John decided he simply would not agree to something that would make Maria feel badly, because he could tell by the look on her face, and her quiet thoughtfulness, that she was stewing. He would tell she was hurt. So much for not being jealous of fantasies!

Maria decided that ignorance was truly bliss.

John and Maria chit-chatted for a bit, avoiding the topic of sex altogether.

John knew he would continue to enjoy his fantasies and just simply not inform Maria ever again.

Maria wanted her ignorance back, but it was too late.

She hoped that all future fantasies of his would remain his, and his alone. She simply did not want to know, or go there. She should have listened to him when he warned her.

She felt that somehow, in order to work through her issue, she might need to blow up or have a hard cry about it. The insecurity was too much. Could she just simply let it go? Perhaps... those were her choices... have a huge fight to get through it, or just let it go and allow it blow away by itself.

Blow... hhmmm... perhaps a blow job would be better, and representative of the latter choice.

Maria concluded that loving John was a far better option than causing contention between them. She went down on him, on the spot, much to his enjoyment.

Yes, his dick could plug her big mouth and teach her a lesson against asking things she would rather not know. Her pride was hurt and humility had to commence. She would hold her tongue... and use it to lather him up in ecstasy instead!

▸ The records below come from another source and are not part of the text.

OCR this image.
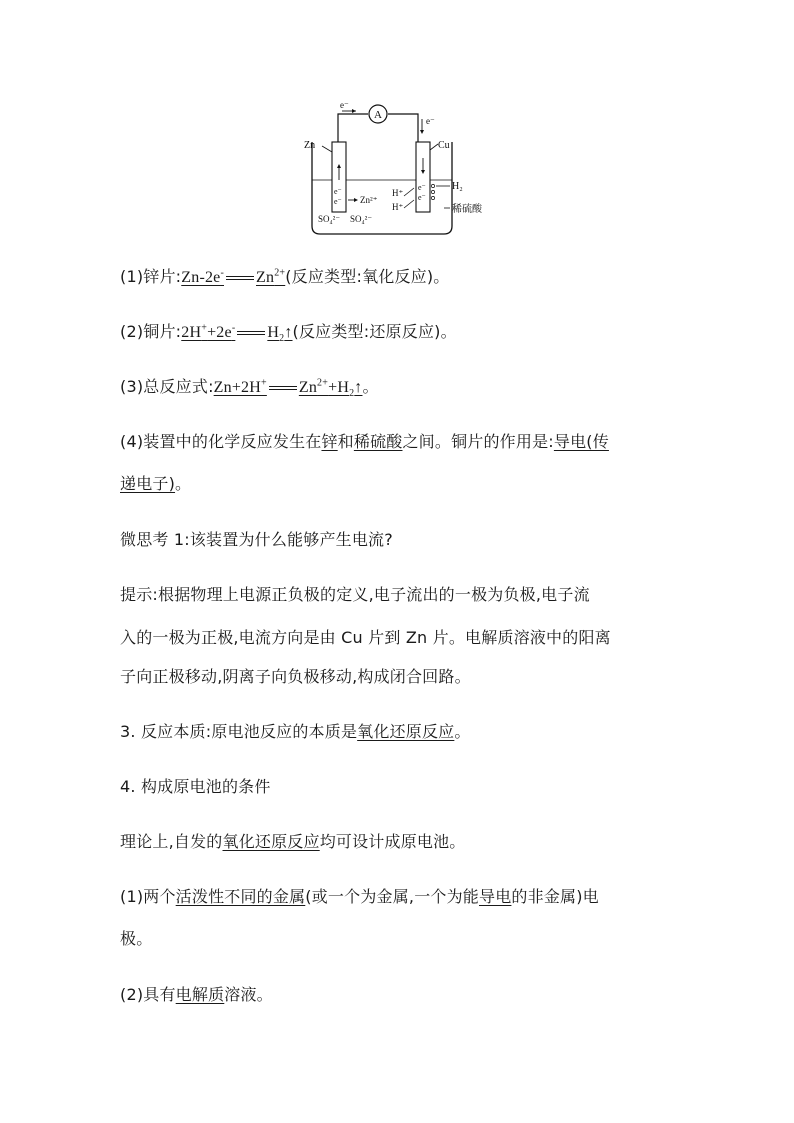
A
e⁻
e⁻
Zn
e⁻
e⁻ Zn²⁺
Cu
e⁻
e⁻
H⁺
H⁺
H₂
稀硫酸
SO₄²⁻ SO₄²⁻
(1)锌片:Zn-2e- $Zn^{2+}$(反应类型:氧化反应)。
(2)铜片:2H++2e- $H_2↑$(反应类型:还原反应)。
(3)总反应式:Zn+2H+ $Zn^{2+}+H_2↑$。
(4)装置中的化学反应发生在锌和稀硫酸之间。铜片的作用是:导电(传
递电子)。
微思考 1:该装置为什么能够产生电流?
提示:根据物理上电源正负极的定义,电子流出的一极为负极,电子流
入的一极为正极,电流方向是由 Cu 片到 Zn 片。电解质溶液中的阳离
子向正极移动,阴离子向负极移动,构成闭合回路。
3. 反应本质:原电池反应的本质是氧化还原反应。
4. 构成原电池的条件
理论上,自发的氧化还原反应均可设计成原电池。
(1)两个活泼性不同的金属(或一个为金属,一个为能导电的非金属)电
极。
(2)具有电解质溶液。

Better to swallow it than to spit it out this time, she thought, realizing the duality of her pride and false confidence causing her own sexual insecurities to swell up.

"Fuck my mouth and don't ever let me ask you about your fantasies again," she moaned in between sucks.

"You know it, darling," John replied, thrusting his groin forward into her face harder.

Maria popped her head back up off of his little head once again and said, "Ignorance is bliss..."

John grabbed her hair to force her face back down, "Finish me off... Swallow..." he said as fantasies about women from the porn sites entered his mind. He saw them clearly with his eyes shut and his gonads about to erupt in sexual pleasure.

He blew up into her mouth, his essence filling her oral cavity, sliding down into her belly as he continued to tell her to swallow.

She swallowed everything he offered her. Everything that he required of her.

Even his silence about his fantasies.